As a star reaches the end of its time on the main sequence, it runs out of the hydrogen fuel it’s been fusing into helium. The rate it produces energy will diminish. Usually, a star’s surface exists in a state of tug-of-war. The outward push of the energy produced in the core balances the inwards pull of gravity. This is called hydrostatic equilibrium. But as the energy from hydrogen fusion diminishes, the star’s core will begin to shrink. This collapse of the core increases density and temperature, therefore actually increasing the outwards push of energy, causing the outer layers of the star to puff outwards, creating a red giant star. When the Sun eventually becomes a red giant star in approximately 4 to 5 billion years, its outermost layers will expand outwards somewhere between the orbits of Earth and Mars. The Earth will possibly be consumed.

In this red giant state, the star’s primary means of generating energy will shift from fusing hydrogen into helium towards fusing helium into carbon. Eventually, the red giant will run out of its remaining fuel and no longer be able to sustain its outwards push against gravity. At this point, the star will collapse, leaving behind its outermost shell as a planetary nebula.

The Afterlife of a Star

With gravity pulling everything in, a star the mass of the Sun will collapse down to the point where every single atom that makes it up is touching up against each other. Only the repulsion of the electrons of each atom keep the star from collapsing further. In this electron-degenerate state, it becomes a white dwarf. A white dwarf is no longer classified as a living star, as it no longer produces new energy. The white glow it emits is thermal energy that was entirely produced by its gravitational collapse and is slowly leaking out. It’s essentially the dead body of the star that is slowly losing its body heat. A white dwarf is predicted to last for hundreds of billions to trillions of years, once again meaning that no white dwarf in the universe has had the time to stop glowing. Once this phase ends, it will cool and dim until it becomes a black dwarf, a hypothetical form in which it would exist for an unfathomably long period.

If the dying star is far more massive than the Sun, when it collapses, it will do so far more violently, given its extra gravity. As it collapses down, it will do so with such force that new nuclear fusion will begin, and its outer layers will explode outwards in a supernova. What’s left behind after the supernova explosion depends again on how massive the star was before exploding.

On the lower end of the mass scale, a neutron star will be left behind. Like a white dwarf, a neutron star is the extremely dense remains of a star. However, its gravity was so powerful that it overcame the repulsive force of electrons and pushed the electrons all the way to the nucleus of the atom, causing the electrons and protons to combine and form neutrons. An atom is mostly empty space, but a neutron star has removed all of that empty space between the electrons and nucleus, creating the densest possible matter. Just a single tablespoon of the neutron-degenerate material from a neutron star would weigh as much as Mt. Everest. Technically, a neutron star is a single atomic nucleus the size of New York City.

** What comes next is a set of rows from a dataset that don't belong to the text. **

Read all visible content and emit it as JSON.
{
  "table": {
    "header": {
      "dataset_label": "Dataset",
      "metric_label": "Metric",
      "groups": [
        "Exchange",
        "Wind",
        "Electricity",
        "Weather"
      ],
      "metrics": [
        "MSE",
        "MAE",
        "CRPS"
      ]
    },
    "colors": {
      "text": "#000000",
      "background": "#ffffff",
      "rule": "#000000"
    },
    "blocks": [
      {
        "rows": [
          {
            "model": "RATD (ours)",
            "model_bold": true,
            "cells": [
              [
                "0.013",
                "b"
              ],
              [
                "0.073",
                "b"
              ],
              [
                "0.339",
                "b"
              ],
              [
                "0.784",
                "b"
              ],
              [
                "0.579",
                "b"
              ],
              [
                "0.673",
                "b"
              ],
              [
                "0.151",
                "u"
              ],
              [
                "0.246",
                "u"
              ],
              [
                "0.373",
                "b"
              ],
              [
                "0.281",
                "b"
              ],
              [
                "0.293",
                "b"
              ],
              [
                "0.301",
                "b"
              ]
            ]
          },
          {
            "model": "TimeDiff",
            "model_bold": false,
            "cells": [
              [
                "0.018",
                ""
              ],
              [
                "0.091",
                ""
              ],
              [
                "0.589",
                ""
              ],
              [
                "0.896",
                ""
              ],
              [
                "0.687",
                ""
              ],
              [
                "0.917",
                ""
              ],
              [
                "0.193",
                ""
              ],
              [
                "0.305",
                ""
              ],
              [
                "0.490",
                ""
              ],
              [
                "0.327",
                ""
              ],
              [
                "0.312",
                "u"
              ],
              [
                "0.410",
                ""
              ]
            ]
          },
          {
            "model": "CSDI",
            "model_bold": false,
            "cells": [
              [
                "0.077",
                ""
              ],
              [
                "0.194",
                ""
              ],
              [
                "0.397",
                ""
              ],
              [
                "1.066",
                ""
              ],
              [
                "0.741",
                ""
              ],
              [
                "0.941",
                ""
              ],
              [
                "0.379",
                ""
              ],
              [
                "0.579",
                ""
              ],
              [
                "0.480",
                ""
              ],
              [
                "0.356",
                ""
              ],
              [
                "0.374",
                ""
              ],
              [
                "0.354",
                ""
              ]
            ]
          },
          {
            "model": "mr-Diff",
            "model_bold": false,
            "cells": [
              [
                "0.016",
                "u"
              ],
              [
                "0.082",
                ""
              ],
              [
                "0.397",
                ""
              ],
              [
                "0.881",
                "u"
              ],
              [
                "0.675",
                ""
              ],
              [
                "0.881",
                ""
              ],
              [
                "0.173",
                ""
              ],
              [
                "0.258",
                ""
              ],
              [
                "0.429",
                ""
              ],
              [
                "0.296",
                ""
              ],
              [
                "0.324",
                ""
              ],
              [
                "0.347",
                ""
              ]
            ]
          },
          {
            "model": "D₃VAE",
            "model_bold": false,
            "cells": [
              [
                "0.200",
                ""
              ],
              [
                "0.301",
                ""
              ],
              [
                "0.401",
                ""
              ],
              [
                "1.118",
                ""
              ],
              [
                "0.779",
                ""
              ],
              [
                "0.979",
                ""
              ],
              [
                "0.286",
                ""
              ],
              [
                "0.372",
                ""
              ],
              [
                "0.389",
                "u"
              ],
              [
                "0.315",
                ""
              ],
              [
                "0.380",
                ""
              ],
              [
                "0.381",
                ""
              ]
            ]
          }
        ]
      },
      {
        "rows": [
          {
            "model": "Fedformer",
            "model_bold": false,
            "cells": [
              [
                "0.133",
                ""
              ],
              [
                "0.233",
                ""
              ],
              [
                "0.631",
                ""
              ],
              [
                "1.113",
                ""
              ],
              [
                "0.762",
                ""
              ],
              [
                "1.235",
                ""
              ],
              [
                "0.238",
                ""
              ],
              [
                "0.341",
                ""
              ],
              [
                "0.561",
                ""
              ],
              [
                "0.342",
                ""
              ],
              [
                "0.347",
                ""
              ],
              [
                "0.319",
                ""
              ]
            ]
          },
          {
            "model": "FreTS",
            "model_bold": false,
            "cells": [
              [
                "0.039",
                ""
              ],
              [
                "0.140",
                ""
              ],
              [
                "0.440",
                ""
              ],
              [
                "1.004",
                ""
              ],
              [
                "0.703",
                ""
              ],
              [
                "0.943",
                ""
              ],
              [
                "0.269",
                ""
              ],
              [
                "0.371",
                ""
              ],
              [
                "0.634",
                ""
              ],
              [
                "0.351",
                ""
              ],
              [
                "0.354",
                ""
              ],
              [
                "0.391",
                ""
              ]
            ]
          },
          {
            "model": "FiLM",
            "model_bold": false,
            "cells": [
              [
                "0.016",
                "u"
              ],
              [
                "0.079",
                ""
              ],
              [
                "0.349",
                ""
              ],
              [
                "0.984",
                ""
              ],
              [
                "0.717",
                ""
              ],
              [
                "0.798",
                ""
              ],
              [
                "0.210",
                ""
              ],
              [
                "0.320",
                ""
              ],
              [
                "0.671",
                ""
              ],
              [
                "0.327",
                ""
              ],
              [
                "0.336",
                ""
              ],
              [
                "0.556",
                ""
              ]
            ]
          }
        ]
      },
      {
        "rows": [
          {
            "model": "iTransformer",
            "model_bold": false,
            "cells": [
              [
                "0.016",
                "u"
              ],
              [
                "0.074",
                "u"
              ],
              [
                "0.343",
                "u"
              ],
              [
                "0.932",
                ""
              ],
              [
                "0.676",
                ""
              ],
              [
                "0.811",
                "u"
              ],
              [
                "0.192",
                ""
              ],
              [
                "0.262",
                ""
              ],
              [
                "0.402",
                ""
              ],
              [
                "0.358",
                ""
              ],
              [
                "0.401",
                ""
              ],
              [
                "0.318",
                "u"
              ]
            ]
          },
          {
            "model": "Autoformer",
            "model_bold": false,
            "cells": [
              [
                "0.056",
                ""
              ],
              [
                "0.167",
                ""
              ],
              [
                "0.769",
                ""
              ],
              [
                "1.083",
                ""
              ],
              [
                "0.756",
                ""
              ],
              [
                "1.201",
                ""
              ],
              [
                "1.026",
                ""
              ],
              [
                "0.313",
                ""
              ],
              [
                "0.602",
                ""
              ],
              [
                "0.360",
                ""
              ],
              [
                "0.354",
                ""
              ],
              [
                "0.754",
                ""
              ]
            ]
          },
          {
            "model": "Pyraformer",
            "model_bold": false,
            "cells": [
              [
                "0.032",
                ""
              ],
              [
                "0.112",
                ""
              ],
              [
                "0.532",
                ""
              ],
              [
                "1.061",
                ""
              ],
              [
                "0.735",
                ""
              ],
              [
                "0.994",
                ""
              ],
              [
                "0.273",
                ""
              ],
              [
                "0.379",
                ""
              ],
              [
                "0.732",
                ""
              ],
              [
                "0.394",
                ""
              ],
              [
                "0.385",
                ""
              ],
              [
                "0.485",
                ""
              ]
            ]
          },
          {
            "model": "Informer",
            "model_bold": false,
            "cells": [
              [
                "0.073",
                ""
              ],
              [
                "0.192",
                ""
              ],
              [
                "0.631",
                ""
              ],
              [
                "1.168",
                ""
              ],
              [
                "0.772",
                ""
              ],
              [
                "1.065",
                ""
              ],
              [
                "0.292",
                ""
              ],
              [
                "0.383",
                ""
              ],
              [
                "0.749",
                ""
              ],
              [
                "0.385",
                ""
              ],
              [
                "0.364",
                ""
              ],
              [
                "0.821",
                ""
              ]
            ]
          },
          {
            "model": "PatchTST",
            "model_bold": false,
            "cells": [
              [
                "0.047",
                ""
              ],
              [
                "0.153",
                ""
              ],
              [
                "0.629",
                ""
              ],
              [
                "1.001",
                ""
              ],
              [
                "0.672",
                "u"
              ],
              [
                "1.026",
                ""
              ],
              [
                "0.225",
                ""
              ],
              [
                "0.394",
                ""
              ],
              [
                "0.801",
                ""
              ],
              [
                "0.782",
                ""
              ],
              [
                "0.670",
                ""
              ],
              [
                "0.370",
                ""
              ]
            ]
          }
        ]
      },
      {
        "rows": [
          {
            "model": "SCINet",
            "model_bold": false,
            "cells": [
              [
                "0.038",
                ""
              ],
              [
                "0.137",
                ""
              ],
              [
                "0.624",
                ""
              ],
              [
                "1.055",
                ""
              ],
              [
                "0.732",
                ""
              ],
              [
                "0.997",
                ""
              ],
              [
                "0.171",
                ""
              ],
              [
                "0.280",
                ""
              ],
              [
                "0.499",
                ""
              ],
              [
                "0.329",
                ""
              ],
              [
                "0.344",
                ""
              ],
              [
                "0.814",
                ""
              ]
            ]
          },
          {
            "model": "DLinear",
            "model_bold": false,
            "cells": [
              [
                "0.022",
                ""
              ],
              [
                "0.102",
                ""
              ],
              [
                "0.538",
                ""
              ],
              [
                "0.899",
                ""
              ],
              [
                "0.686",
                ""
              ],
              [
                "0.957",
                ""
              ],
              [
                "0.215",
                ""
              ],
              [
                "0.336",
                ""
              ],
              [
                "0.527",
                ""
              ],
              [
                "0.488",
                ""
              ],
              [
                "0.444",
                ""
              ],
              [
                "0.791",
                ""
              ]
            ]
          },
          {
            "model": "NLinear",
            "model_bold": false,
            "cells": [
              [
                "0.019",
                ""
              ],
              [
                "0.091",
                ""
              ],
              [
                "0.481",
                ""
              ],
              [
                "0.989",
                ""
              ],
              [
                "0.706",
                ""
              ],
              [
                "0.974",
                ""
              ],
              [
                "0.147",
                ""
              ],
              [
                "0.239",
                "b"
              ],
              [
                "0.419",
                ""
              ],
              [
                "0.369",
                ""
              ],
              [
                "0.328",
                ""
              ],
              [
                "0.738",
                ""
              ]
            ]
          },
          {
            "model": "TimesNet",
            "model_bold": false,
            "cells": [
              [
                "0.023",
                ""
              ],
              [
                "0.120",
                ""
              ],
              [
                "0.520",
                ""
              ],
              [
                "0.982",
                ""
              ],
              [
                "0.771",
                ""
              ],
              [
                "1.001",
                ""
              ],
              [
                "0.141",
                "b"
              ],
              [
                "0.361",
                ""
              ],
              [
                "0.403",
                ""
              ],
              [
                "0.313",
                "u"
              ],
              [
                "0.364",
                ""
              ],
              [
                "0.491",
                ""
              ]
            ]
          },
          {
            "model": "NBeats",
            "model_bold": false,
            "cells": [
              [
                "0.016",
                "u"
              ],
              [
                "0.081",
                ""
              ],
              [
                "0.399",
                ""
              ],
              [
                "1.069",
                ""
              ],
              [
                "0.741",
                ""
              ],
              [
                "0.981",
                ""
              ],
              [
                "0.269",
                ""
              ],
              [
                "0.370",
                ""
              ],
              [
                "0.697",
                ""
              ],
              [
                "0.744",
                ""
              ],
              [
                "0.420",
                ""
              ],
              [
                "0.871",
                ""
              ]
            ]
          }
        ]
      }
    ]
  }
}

But that’s not even the most extreme it can get. An even more massive star can have gravity strong enough to even force the neutrons to occupy the same space. That’s when you get a black hole, one of the most extreme objects we know of in the universe. In a black hole, the gravity is so strong that all the mass of the star has been condensed into a single infinitesimally small point. As a result, a black hole has such extreme gravity that not even light can escape from it. Hence the name black hole.

But, even after all that, the planetary nebulae left by white dwarfs and the supernova remnants left by neutron stars and black holes can spread out and enrich other stellar clouds, leading to the formation of the next generation of stars.